De observatie van Adam Smith dat een ‘onzichtbare hand’ bij een vrije markt als het ware de economische processen stuurt en als vanzelfsprekend een welvaartsgroei doet ontstaan heeft in de loop der tijden vele reacties opgeleverd. Positieve en negatieve.
Socialisten vinden in het algemeen dat achter de onzichtbare hand de kapitalistische boeven schuilgaan. Huidige liberalen willen absolute vrijheid op de markt. Zelden gaat men te rade bij Smith zelf anders dan een spreekwoordelijke verwijzing. En dat is jammer, want hij liet zien dat er voorwaarden waren en zijn aan de welvaartsbevorderende vrije markt. Er mag in zijn visie geen dominante speler op de markt zijn, eerder een veelvoud van kleine spelers. Zij beconcurreren elkaar. Loopt dat uit de hand, dan zal de onafhankelijke overheid maatregelen ter correctie nemen. Smith maakte zich zorgen over de amoraliteit in zijn tijd en vond dat moreel gedrag bij marktpartijen hoorde.

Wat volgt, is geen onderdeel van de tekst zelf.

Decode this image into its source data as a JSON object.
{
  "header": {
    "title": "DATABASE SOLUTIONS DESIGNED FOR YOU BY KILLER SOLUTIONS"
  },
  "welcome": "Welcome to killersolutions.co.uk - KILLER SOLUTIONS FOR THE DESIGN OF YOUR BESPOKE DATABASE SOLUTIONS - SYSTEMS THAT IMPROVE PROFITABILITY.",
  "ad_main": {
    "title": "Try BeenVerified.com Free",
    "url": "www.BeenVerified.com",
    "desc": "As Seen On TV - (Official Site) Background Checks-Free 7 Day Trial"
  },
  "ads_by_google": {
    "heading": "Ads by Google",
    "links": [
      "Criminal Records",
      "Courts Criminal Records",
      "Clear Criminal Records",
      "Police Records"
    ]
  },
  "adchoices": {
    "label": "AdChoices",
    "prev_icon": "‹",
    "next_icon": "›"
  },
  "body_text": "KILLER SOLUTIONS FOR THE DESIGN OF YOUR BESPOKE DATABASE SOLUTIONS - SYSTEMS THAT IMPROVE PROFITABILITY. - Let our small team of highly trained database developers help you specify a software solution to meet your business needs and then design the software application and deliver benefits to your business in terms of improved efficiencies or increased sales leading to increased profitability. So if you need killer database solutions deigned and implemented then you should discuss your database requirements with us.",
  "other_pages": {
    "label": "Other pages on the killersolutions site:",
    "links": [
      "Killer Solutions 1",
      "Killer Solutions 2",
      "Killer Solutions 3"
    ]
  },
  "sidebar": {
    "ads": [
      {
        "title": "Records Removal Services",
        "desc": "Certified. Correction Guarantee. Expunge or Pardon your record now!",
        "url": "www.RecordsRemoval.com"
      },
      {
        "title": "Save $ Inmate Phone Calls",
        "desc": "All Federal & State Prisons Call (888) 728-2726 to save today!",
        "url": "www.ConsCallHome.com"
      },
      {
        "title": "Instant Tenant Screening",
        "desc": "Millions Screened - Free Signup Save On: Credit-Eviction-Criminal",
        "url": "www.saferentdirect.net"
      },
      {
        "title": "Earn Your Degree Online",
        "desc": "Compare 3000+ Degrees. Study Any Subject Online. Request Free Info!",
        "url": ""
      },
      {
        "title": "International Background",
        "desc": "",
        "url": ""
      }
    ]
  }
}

Ik heb deze analyse van Smith uit het boek De onzichtbare hand van Bas van Bavel. In plaats van economische theorieën kijkt hij naar wat er nu werkelijk gebeurde in het verleden, in die gebieden waar markten overheersten. Op vele plekken in de wereld hebben deze markteconomieën bestaan. Van Bavel noemt er velen: China (400-200 voor Christus), Italië (200-400 AD), Attica (400 v. Chr.), maar beschrijft en analyseert slechts die economieën, waar data van bestaan. En dat zijn: Noord-Italië, Vlaanderen en Holland en Londen en New York. Daar zijn uitgebreide data bewaard gebleven. Evenals van de bloeiperiode in Irak van 600 tot het jaar1000.

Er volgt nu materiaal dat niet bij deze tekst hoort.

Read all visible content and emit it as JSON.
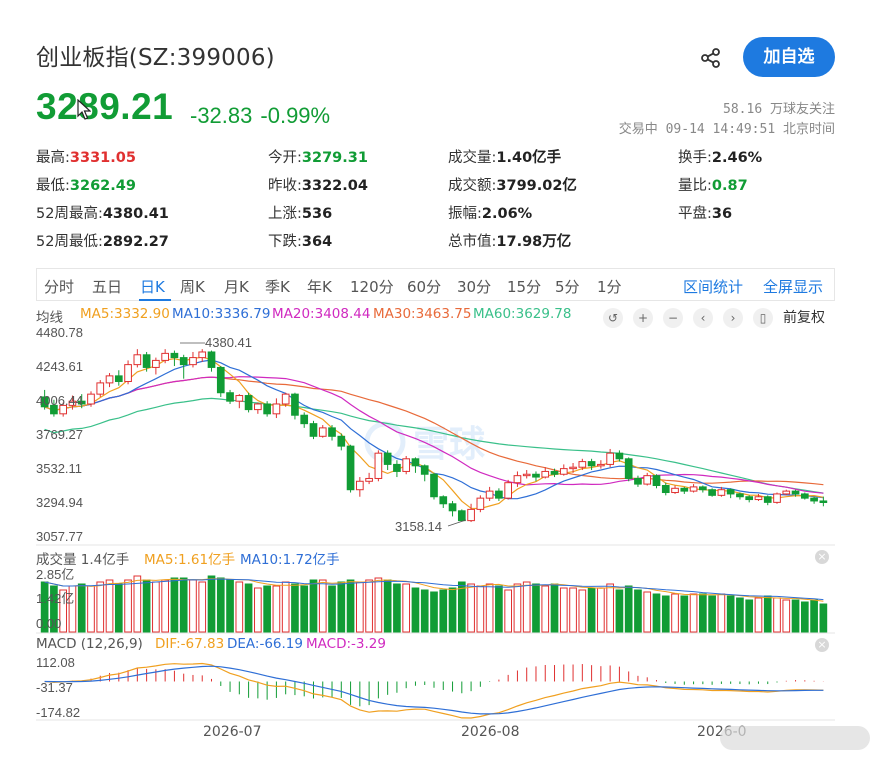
{
  "header": {
    "title": "创业板指(SZ:399006)",
    "follow_label": "加自选",
    "price": "3289.21",
    "change_abs": "-32.83",
    "change_pct": "-0.99%",
    "followers": "58.16 万球友关注",
    "trade_status": "交易中 09-14 14:49:51 北京时间"
  },
  "stats": [
    {
      "label": "最高:",
      "value": "3331.05",
      "color": "red"
    },
    {
      "label": "今开:",
      "value": "3279.31",
      "color": "green"
    },
    {
      "label": "成交量:",
      "value": "1.40亿手",
      "color": "dark"
    },
    {
      "label": "换手:",
      "value": "2.46%",
      "color": "dark"
    },
    {
      "label": "最低:",
      "value": "3262.49",
      "color": "green"
    },
    {
      "label": "昨收:",
      "value": "3322.04",
      "color": "dark"
    },
    {
      "label": "成交额:",
      "value": "3799.02亿",
      "color": "dark"
    },
    {
      "label": "量比:",
      "value": "0.87",
      "color": "green"
    },
    {
      "label": "52周最高:",
      "value": "4380.41",
      "color": "dark"
    },
    {
      "label": "上涨:",
      "value": "536",
      "color": "dark"
    },
    {
      "label": "振幅:",
      "value": "2.06%",
      "color": "dark"
    },
    {
      "label": "平盘:",
      "value": "36",
      "color": "dark"
    },
    {
      "label": "52周最低:",
      "value": "2892.27",
      "color": "dark"
    },
    {
      "label": "下跌:",
      "value": "364",
      "color": "dark"
    },
    {
      "label": "总市值:",
      "value": "17.98万亿",
      "color": "dark"
    }
  ],
  "tabs": [
    "分时",
    "五日",
    "日K",
    "周K",
    "月K",
    "季K",
    "年K",
    "120分",
    "60分",
    "30分",
    "15分",
    "5分",
    "1分"
  ],
  "active_tab": "日K",
  "tab_actions": [
    "区间统计",
    "全屏显示"
  ],
  "ma_legend": {
    "label": "均线",
    "ma5": "MA5:3332.90",
    "ma10": "MA10:3336.79",
    "ma20": "MA20:3408.44",
    "ma30": "MA30:3463.75",
    "ma60": "MA60:3629.78"
  },
  "adjust_label": "前复权",
  "colors": {
    "up": "#e03030",
    "down": "#119c35",
    "ma5": "#f0a020",
    "ma10": "#2f6fd6",
    "ma20": "#d02ac0",
    "ma30": "#e86a3a",
    "ma60": "#3ac08a",
    "accent": "#1e7ae0"
  },
  "chart_data": [
    {
      "type": "candlestick",
      "title": "",
      "y_ticks": [
        "4480.78",
        "4243.61",
        "4006.44",
        "3769.27",
        "3532.11",
        "3294.94",
        "3057.77"
      ],
      "ylim": [
        3057.77,
        4480.78
      ],
      "annotations": [
        {
          "text": "4380.41"
        },
        {
          "text": "3158.14"
        }
      ],
      "x_ticks": [
        "2026-07",
        "2026-08",
        "2026-0"
      ],
      "ohlc": [
        [
          4040,
          3970,
          4090,
          3950
        ],
        [
          3980,
          3920,
          4020,
          3900
        ],
        [
          3920,
          3980,
          4000,
          3900
        ],
        [
          3980,
          4010,
          4050,
          3950
        ],
        [
          4010,
          3990,
          4060,
          3960
        ],
        [
          3990,
          4060,
          4080,
          3970
        ],
        [
          4060,
          4140,
          4160,
          4040
        ],
        [
          4140,
          4190,
          4210,
          4110
        ],
        [
          4190,
          4150,
          4230,
          4120
        ],
        [
          4150,
          4270,
          4300,
          4130
        ],
        [
          4270,
          4340,
          4380,
          4250
        ],
        [
          4340,
          4250,
          4360,
          4220
        ],
        [
          4250,
          4300,
          4320,
          4200
        ],
        [
          4300,
          4350,
          4380,
          4280
        ],
        [
          4350,
          4320,
          4370,
          4260
        ],
        [
          4320,
          4270,
          4340,
          4170
        ],
        [
          4270,
          4320,
          4360,
          4250
        ],
        [
          4320,
          4360,
          4380,
          4290
        ],
        [
          4360,
          4250,
          4370,
          4220
        ],
        [
          4250,
          4070,
          4260,
          4040
        ],
        [
          4070,
          4010,
          4090,
          3990
        ],
        [
          4010,
          4050,
          4060,
          3960
        ],
        [
          4050,
          3950,
          4070,
          3930
        ],
        [
          3950,
          3990,
          4000,
          3920
        ],
        [
          3990,
          3920,
          4010,
          3900
        ],
        [
          3920,
          3990,
          4030,
          3890
        ],
        [
          3990,
          4060,
          4070,
          3970
        ],
        [
          4060,
          3910,
          4070,
          3880
        ],
        [
          3910,
          3850,
          3930,
          3820
        ],
        [
          3850,
          3760,
          3870,
          3740
        ],
        [
          3760,
          3820,
          3840,
          3750
        ],
        [
          3820,
          3760,
          3840,
          3730
        ],
        [
          3760,
          3690,
          3780,
          3660
        ],
        [
          3690,
          3380,
          3700,
          3360
        ],
        [
          3380,
          3440,
          3470,
          3330
        ],
        [
          3440,
          3460,
          3500,
          3420
        ],
        [
          3460,
          3640,
          3660,
          3440
        ],
        [
          3640,
          3560,
          3660,
          3520
        ],
        [
          3560,
          3510,
          3590,
          3470
        ],
        [
          3510,
          3600,
          3620,
          3490
        ],
        [
          3600,
          3550,
          3610,
          3500
        ],
        [
          3550,
          3490,
          3560,
          3440
        ],
        [
          3490,
          3330,
          3500,
          3310
        ],
        [
          3330,
          3280,
          3340,
          3250
        ],
        [
          3280,
          3230,
          3300,
          3190
        ],
        [
          3230,
          3160,
          3240,
          3158
        ],
        [
          3160,
          3240,
          3280,
          3150
        ],
        [
          3240,
          3320,
          3340,
          3220
        ],
        [
          3320,
          3370,
          3400,
          3300
        ],
        [
          3370,
          3320,
          3390,
          3300
        ],
        [
          3320,
          3430,
          3450,
          3310
        ],
        [
          3430,
          3480,
          3510,
          3400
        ],
        [
          3480,
          3490,
          3520,
          3460
        ],
        [
          3490,
          3470,
          3510,
          3440
        ],
        [
          3470,
          3510,
          3540,
          3460
        ],
        [
          3510,
          3490,
          3530,
          3470
        ],
        [
          3490,
          3530,
          3560,
          3480
        ],
        [
          3530,
          3540,
          3570,
          3500
        ],
        [
          3540,
          3580,
          3600,
          3520
        ],
        [
          3580,
          3550,
          3600,
          3520
        ],
        [
          3550,
          3560,
          3590,
          3530
        ],
        [
          3560,
          3640,
          3670,
          3540
        ],
        [
          3640,
          3600,
          3660,
          3580
        ],
        [
          3600,
          3460,
          3610,
          3440
        ],
        [
          3460,
          3420,
          3480,
          3400
        ],
        [
          3420,
          3480,
          3500,
          3410
        ],
        [
          3480,
          3410,
          3490,
          3390
        ],
        [
          3410,
          3360,
          3430,
          3340
        ],
        [
          3360,
          3390,
          3410,
          3350
        ],
        [
          3390,
          3370,
          3400,
          3350
        ],
        [
          3370,
          3400,
          3420,
          3360
        ],
        [
          3400,
          3380,
          3410,
          3360
        ],
        [
          3380,
          3340,
          3390,
          3330
        ],
        [
          3340,
          3380,
          3400,
          3330
        ],
        [
          3380,
          3350,
          3390,
          3320
        ],
        [
          3350,
          3330,
          3360,
          3310
        ],
        [
          3330,
          3310,
          3340,
          3290
        ],
        [
          3310,
          3330,
          3350,
          3300
        ],
        [
          3330,
          3290,
          3340,
          3270
        ],
        [
          3290,
          3350,
          3360,
          3280
        ],
        [
          3350,
          3370,
          3380,
          3340
        ],
        [
          3370,
          3350,
          3380,
          3330
        ],
        [
          3350,
          3320,
          3360,
          3310
        ],
        [
          3320,
          3300,
          3330,
          3280
        ],
        [
          3300,
          3289,
          3331,
          3262
        ]
      ]
    },
    {
      "type": "bar",
      "title": "成交量",
      "legend": {
        "label": "成交量 1.4亿手",
        "ma5": "MA5:1.61亿手",
        "ma10": "MA10:1.72亿手"
      },
      "y_ticks": [
        "2.85亿",
        "1.42亿",
        "0.00"
      ],
      "values": [
        2.5,
        2.3,
        2.1,
        2.3,
        2.4,
        2.3,
        2.5,
        2.6,
        2.4,
        2.6,
        2.8,
        2.6,
        2.5,
        2.6,
        2.7,
        2.7,
        2.6,
        2.5,
        2.8,
        2.7,
        2.6,
        2.5,
        2.4,
        2.2,
        2.3,
        2.3,
        2.5,
        2.4,
        2.3,
        2.6,
        2.6,
        2.3,
        2.5,
        2.6,
        2.5,
        2.6,
        2.7,
        2.6,
        2.4,
        2.4,
        2.2,
        2.1,
        2.0,
        2.1,
        2.2,
        2.5,
        2.4,
        2.3,
        2.4,
        2.3,
        2.1,
        2.4,
        2.5,
        2.4,
        2.3,
        2.4,
        2.2,
        2.2,
        2.1,
        2.2,
        2.2,
        2.4,
        2.1,
        2.3,
        2.1,
        2.0,
        1.9,
        1.8,
        1.9,
        1.8,
        1.9,
        1.9,
        1.8,
        1.9,
        1.8,
        1.7,
        1.6,
        1.7,
        1.8,
        1.7,
        1.6,
        1.6,
        1.5,
        1.6,
        1.4
      ]
    },
    {
      "type": "bar",
      "title": "MACD",
      "legend": {
        "label": "MACD (12,26,9)",
        "dif": "DIF:-67.83",
        "dea": "DEA:-66.19",
        "macd": "MACD:-3.29"
      },
      "y_ticks": [
        "112.08",
        "-31.37",
        "-174.82"
      ]
    }
  ]
}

Ik doe het boek geen recht door direct naar de conclusies te springen en slechts een voorbeeld kort te noemen van zo’n markteconomie, de Nederlanden van 1100 tot 1800. Die analyse van Van Bavel is alleszins de moeite waard. De traditionele analyse is dat de economische groei te danken is aan de opkomst van de markten. Dat is volgens Van Bavel slechts een deel van het verhaal. Immers: die markten kwamen eerder tot stand door de organisatie van brede lagen van de bevolking. Het grootste effect van die open markten vond in de Nederlanden plaats in de laatmiddeleeuwse periode. Na 1650 waren de hoogtijdagen al weer voorbij. Van Bavel legt veel nadruk op de (zelf)organisatie van de bevolking. Een citaat: “De opkomst van dit soort organisaties [van zelfstandige producenten] in de elfde tot de dertiende eeuw valt alleen te begrijpen in samenhang met de gelijktijdige groei van van goederenmarkten, die in de Nederlanden zeer uitgesproken was. Beide ontwikkelingen versterkten elkaar.” (p. 219) Hij ziet ook bekende gebeurtenissen als de opstand van de Kennemers (1274) in het verband van de verwerving van economische vrijheid tegenover de graven. Zo’n opstand is bij hem van groter belang dan bij de traditionele geschiedschrijving: “Deze zelforganisaties speelden ook nog een andere rol met betrekking tot de markten: ze bestreden de negatieve gevolgen van de verdeling via die markten. (…) deze zelforganisaties vormden een tegenwicht voor de elites bij het beperken van de institutionele regels van de marktwerking.” (p.220). Meer over in dit boek behandelde onderwerpen (en nog veel meer) vind je op de site 4eco.
Van Bavel beschrijft niet alleen de voorwaarden voor de opgang van markteconomieën, maar ook de neergang van de cyclus, die in alle historische voorbeelden plaatsvond. Door de enorme welvaart komen krachten vrij die leiden tot een financiële en bestuurlijke oligarchie. Sommigen verrijken zich, grijpen de macht en met hun geld onderdrukken ze de stedelingen, de producenten en de boeren. Deze nieuwe machthebbers investeerden te weinig in de Nederlandse economie, maar wel in buitenlandse en in de culturele sector. De Gouden Eeuw is in feite de zwanenzang van het het economische wonder van De Nederlanden. Conclusie is, dat de vrije markteconomieën alleen voor iedereen functioneren als de producenten, de kapitaalbezitters, de landeigenaren en de politici goed georganiseerd zijn en elkaar in evenwicht houden. In de opgangsfase groeien de economie en de welvaart. In de laatste fase stagneren de investeringen, daalt het inkomen van de gewone man en stijgt het inkomen van enkelingen naar eenzame hoogten.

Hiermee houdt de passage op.